J'ai un immense respect pour ces adultes qui décident de se confronter une fois de plus à un instrument, après l'avoir délaissé pendant 10, 20 ou même 30 ans. Cette année, par un curieux concours de circonstances, j'en ai plusieurs dans ma classe.
Avoir fait 10 ans de piano il y a 30 ans peut être parfois ingrat. On se souvient que l'on savait alors jouer des pièces de niveau avancé mais elles ne reviennent que par bribes. Les réflexes de lecture, non exercés pendant une si longue période, semblent parfois déficients, rendant le travail sur une nouvelle pièce doublement ardu.
Surtout, il y a l'ego, presque impossible à mater quand on a dépassé la trentaine. Non, ce n'est pas que ces dames en aient un surdimensionné, ce serait en fait plutôt le contraire. Dans le lot, j'ai deux battantes, deux féministes de la première heure, ces pionnières qui ont complété un cursus universitaire au milieu d'un océan d'hommes, qui ont dû s'élever au-dessus de la masse avec volonté, qui ont atteint des sommets professionnels assez saisissants. Mais mettez-les face à un instrument de musique, un objet particulièrement ingrat s'il en est (même les professionnels vous le diront), et cela vous remet le caquet au plus bas en une croche pointée suivie d'une double.

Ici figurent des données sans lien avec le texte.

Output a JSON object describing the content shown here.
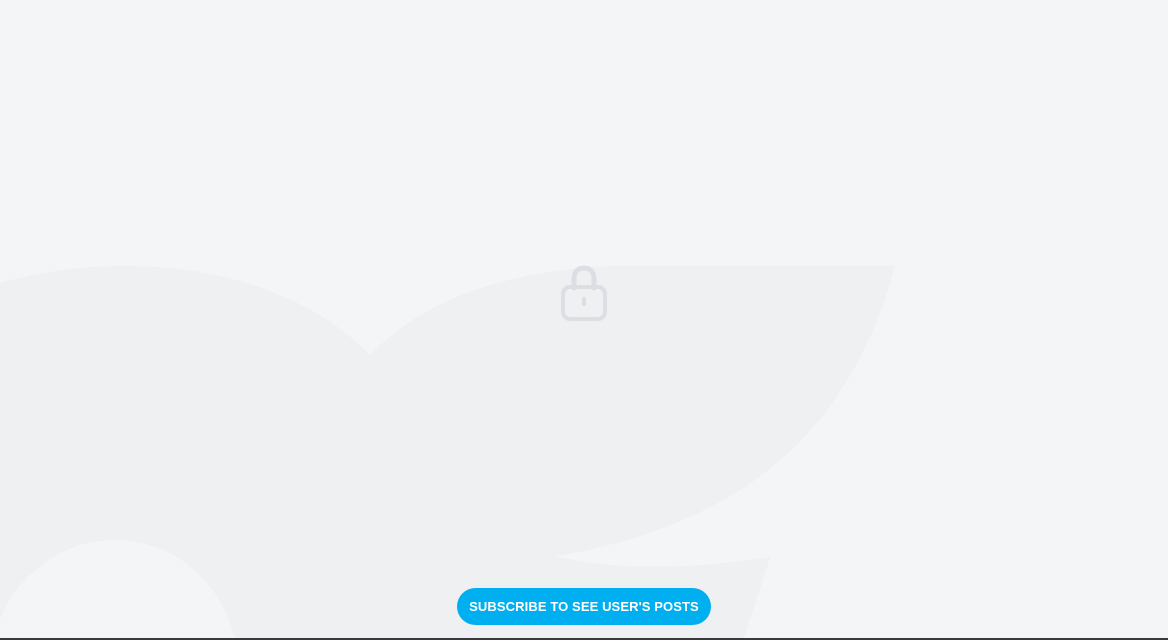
{
  "locked_content": {
    "icon": "lock-icon",
    "subscribe_button_label": "SUBSCRIBE TO SEE USER'S POSTS"
  },
  "colors": {
    "background": "#f4f5f7",
    "watermark": "#eef0f2",
    "lock_icon": "#d9dbe0",
    "accent": "#00aff0",
    "button_text": "#ffffff"
  }
}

Le plus difficile ici est le lâcher-prise, comme dans accepter que les sonorités produites ne seront pas celles que l'on conserve au creux de notre image mentale. Non, notre interprétation ne ressemblera pas à celle de Brendel. Oui, de jouer devant un professeur est terrifiant. (J'ai parfois l'impression d'être devenue une tortionnaire quand je les vois palpiter devant moi, avec une difficulté certaine à respirer correctement.) Oui, la mémoire est une faculté qui oublie. Oui, les doigts ne suivent plus aussi vite qu'on le souhaiterait.
De la part d'un prof, cela exige aussi un lâcher-prise, d'un autre type. J'essaie bien sûr de les réconforter, de leur faire comprendre que je n'ai pas d'attentes face à elles, que je n'ai pas un fouet caché dans ma poche arrière. Cela demande une bonne dose d'abnégation et de psychologie. Mais quand les planètes sont alignées et que, enfin, on joue pour le plaisir, toutes les barrières semblent tomber d'un seul coup (même si jamais longtemps) et là, on assiste à un instant de musique mais surtout de réelle communication: communion avec la musique, réconciliation avec celle d'avant, volonté consciente d'être entendu. Parce que, même si la musique est une activité qui se pratique dans l'intimité d'un studio de pratique, elle ne prend son sens véritable que lorsqu'elle est partagée.
1 commentaire:
Tiens, va savoir pourquoi, je me sens interpellée par ça, moi qui ai repris du service après 20 ans!!! Non mais c'est enrageant de ne plus être aussi bonne qu'avant! ;) Mais maintenant, je joue parce que j'aime!!